03.09.2009
Sergueï Pali - Boomerang: une présentation
Depuis une trentaine d'années est apparu aux Etats Unis un genre un peu spécial, celui de la novellisation: mise en roman de films, de séries, voire plus récemment de jeux vidéo ou de jeux de rôle. La production est en général remarquable de médiocrité, mais il arrive que quelques grandes plumes de la SF ou de la Fantasy US s'y frottent. On peut prendre pour exemple la série Star Trek, qui compte parmi ces auteurs d'illustres inconnus, mais aussi James Blish, David Gerrold, Barbara Hambly, Vonda McIntyre, Greg Bear ou encore Joe Haldeman. Malheureusement, la signature de ces poids lourds de la littérature n'a pas toujours été gage de qualité.
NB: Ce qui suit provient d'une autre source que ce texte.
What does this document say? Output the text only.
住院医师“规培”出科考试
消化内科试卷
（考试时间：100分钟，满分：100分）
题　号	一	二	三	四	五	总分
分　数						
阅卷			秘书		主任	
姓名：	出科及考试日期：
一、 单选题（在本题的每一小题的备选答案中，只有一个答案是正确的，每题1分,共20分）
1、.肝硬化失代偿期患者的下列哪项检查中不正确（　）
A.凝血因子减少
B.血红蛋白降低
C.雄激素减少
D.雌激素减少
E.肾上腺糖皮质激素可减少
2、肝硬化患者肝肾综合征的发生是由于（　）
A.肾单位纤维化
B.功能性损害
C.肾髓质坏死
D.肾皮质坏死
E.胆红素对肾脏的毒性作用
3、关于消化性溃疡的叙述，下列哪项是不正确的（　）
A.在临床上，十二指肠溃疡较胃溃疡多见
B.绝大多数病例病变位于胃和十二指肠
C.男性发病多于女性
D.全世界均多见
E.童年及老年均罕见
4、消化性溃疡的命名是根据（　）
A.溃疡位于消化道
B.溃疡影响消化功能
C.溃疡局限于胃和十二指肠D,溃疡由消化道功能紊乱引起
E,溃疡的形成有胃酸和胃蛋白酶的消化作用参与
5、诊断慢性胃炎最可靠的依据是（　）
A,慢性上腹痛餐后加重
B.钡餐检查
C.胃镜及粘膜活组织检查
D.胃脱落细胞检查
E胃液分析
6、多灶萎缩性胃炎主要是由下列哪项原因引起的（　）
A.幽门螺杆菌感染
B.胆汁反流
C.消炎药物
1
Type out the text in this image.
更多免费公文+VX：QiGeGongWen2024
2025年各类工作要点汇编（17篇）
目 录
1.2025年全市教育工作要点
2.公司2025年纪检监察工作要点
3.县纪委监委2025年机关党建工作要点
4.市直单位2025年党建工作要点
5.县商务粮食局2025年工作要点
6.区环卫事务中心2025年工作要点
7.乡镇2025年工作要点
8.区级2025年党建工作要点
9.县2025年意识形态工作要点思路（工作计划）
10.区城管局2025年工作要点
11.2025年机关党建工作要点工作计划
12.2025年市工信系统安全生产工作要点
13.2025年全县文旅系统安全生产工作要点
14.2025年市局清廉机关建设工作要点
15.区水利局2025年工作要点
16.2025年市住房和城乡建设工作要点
En Russie, le phénomène est, comme on peut s'en douter, beaucoup plus récent. Et là bas, c'est un jeu vidéo ukrainien sorti en 2007 qui en est l'origine, Stalker, très vaguement inspiré de l'oeuvre des frères Strougatski, et dont la qualité surprend, justement lorsqu'on le compare avec d'autres jeux adaptés des romans des deux frères.
Depuis plus d'un an maintenant, les éditions Ast publient donc des romans mettant en scène des stalker, romans dont on nous avait fait part jusqu'ici de l'assez faible qualité. Il se pourrait bien que ça change. Car après Alexandre Zoritch, c'est Sergueï Pali qui nous signale la parution récente d'un roman qu'il a écrit pour la série, Boomerang.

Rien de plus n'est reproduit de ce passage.